Abandonné en 2017 sous la pression des incursions d’éléphants, Lata, dans l’Ogooué-Ivindo, reprend vie grâce aux clôtures électriques. Huit ans après, les habitants réinvestissent leurs terres agricoles, offrant un premier succès concret dans la lutte contre le conflit homme-faune.

Une vue aérienne du village, en 2025. © Space for Giants – Gabon

 

À 18 kilomètres de Makokou, Lata n’est plus un village fantôme. Derrière des clôtures électriques installées pour tenir les éléphants à distance, les habitants reprennent progressivement leurs activités et leurs habitudes. Sur place, le ministre des Eaux et Forêts, Maurice Ntossui Allogo, accompagné de ses équipes, est allé mesurer les effets du dispositif.
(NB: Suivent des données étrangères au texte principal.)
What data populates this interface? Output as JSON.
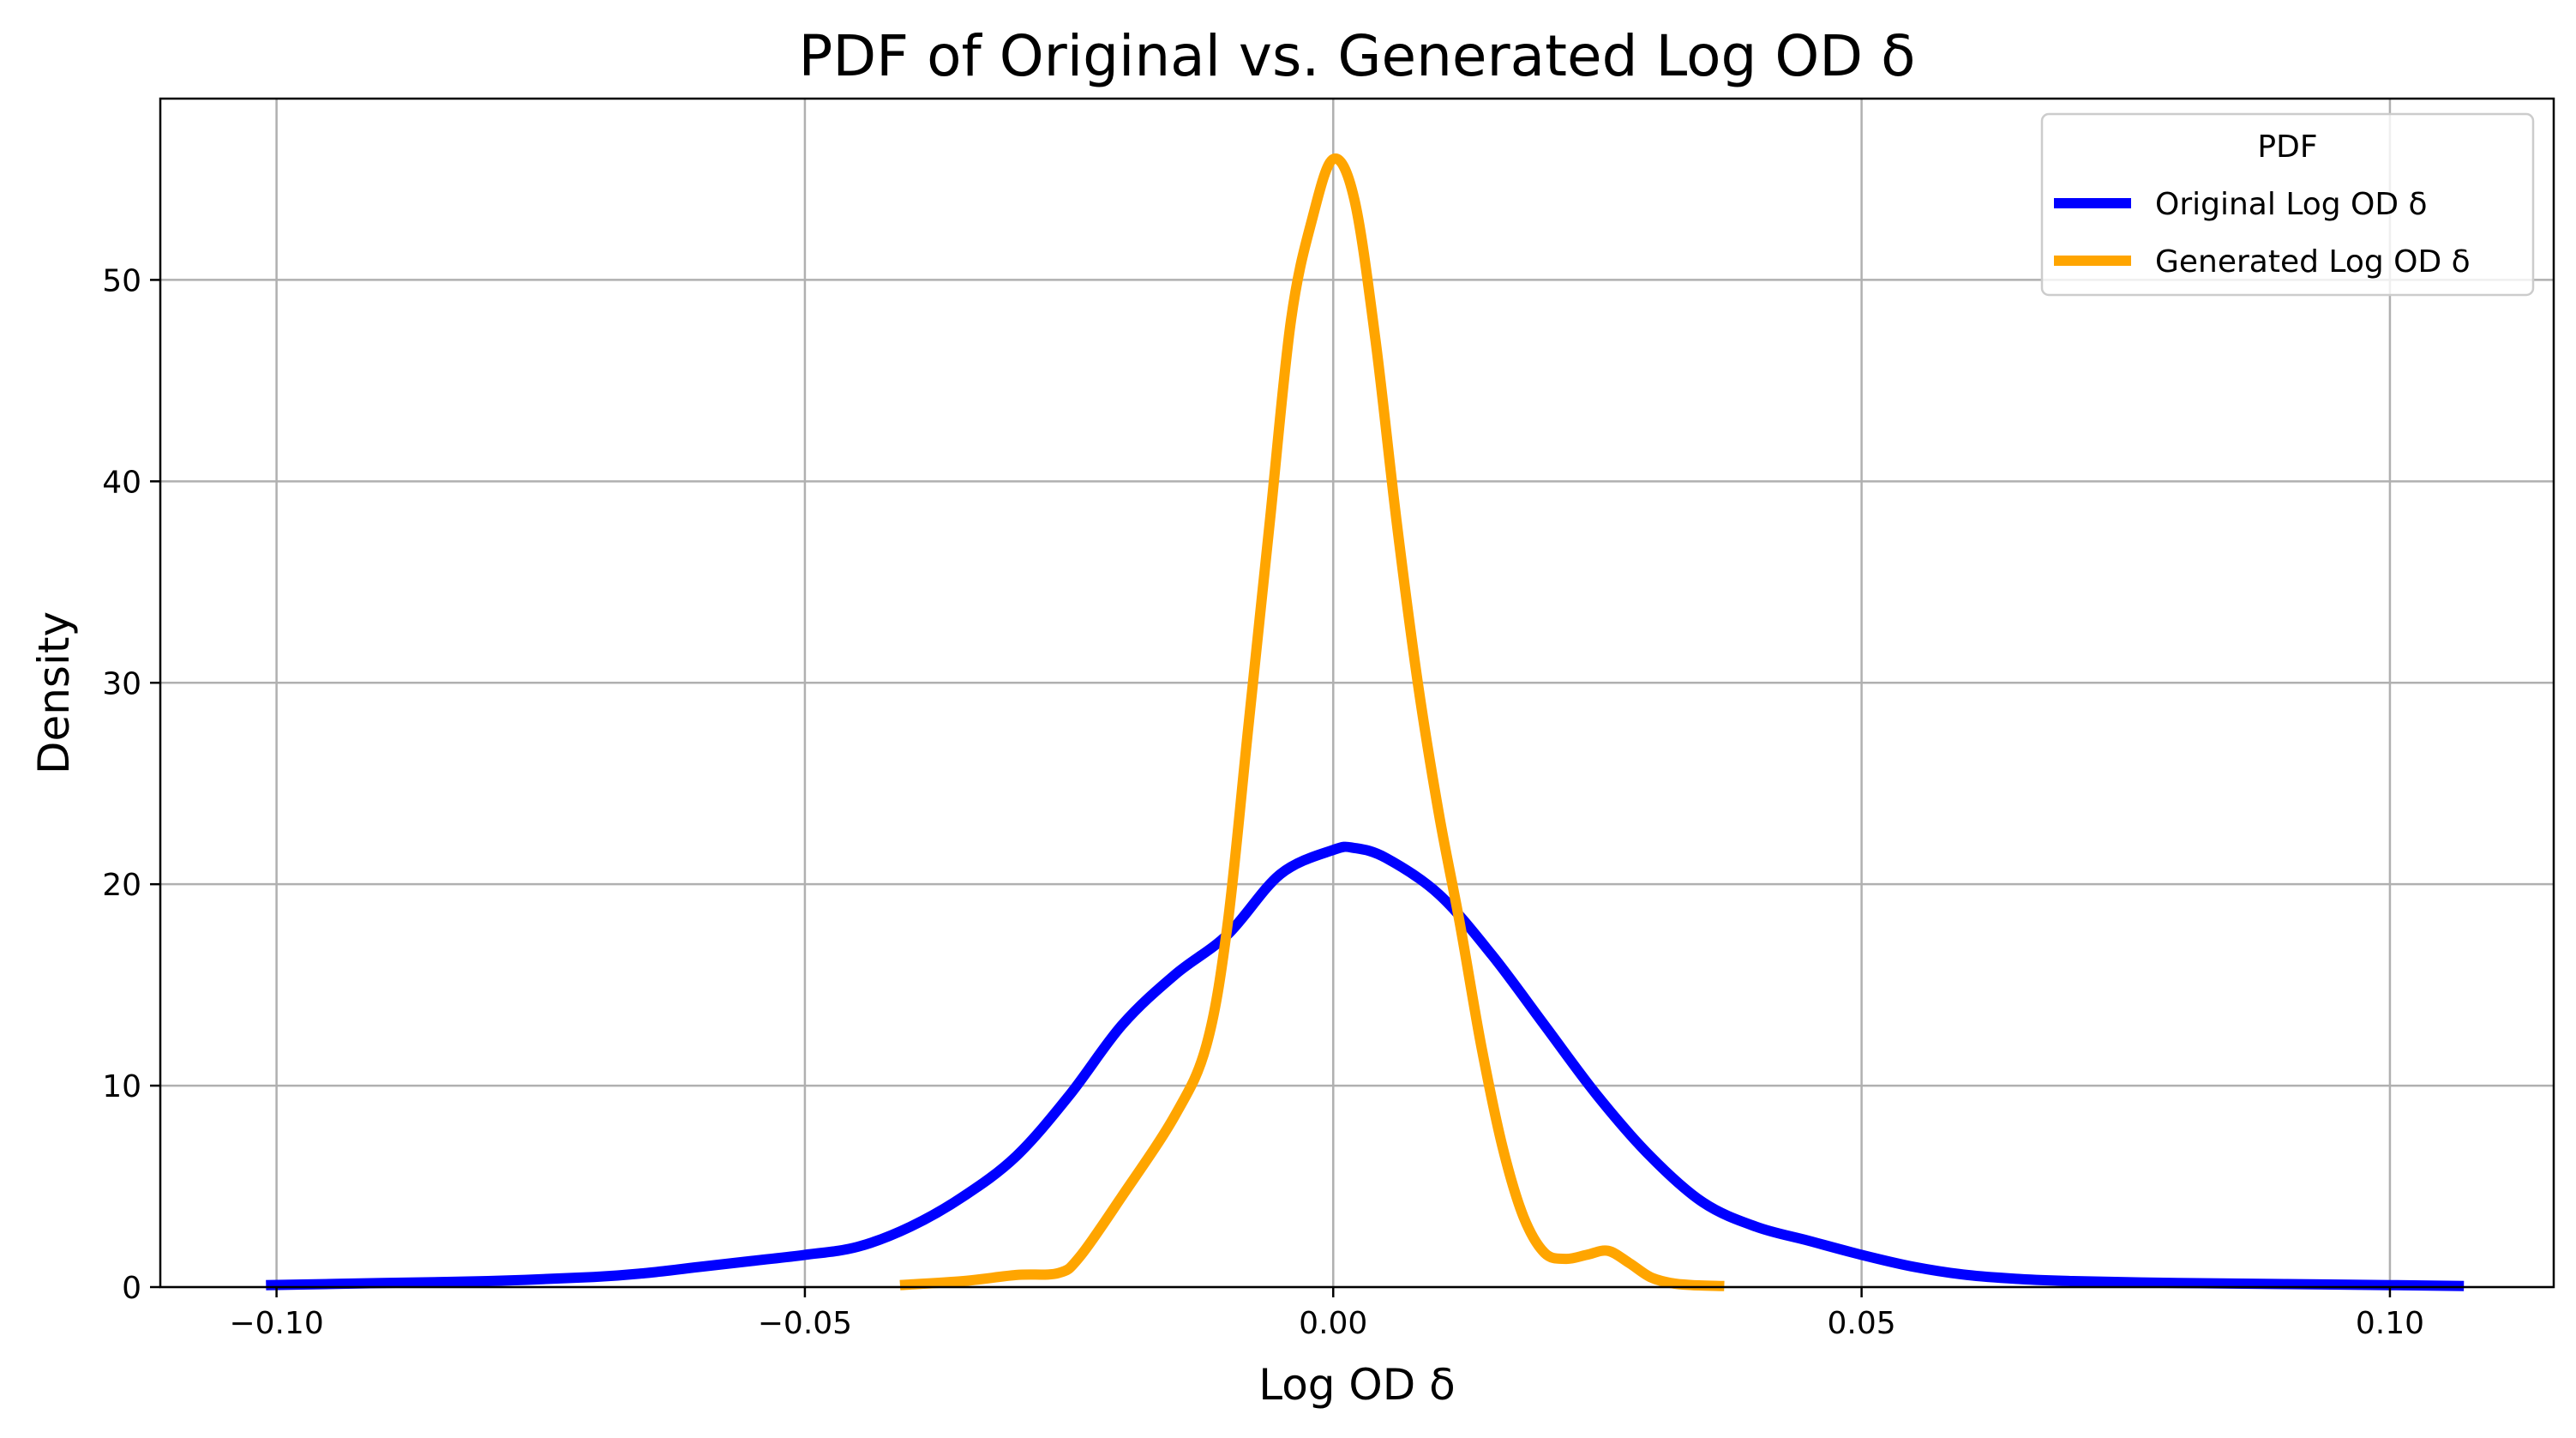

Pour lui, le retour des populations démontre que des solutions peuvent être trouvées pour permettre aux communautés rurales de développer leurs activités sans être constamment exposées aux incursions de la faune. « C’est bien la preuve que la stratégie mis en place pour accompagner nos populations rurales à aller vers les activités génératrices des revenus peut marcher », s’est félicité le ministre.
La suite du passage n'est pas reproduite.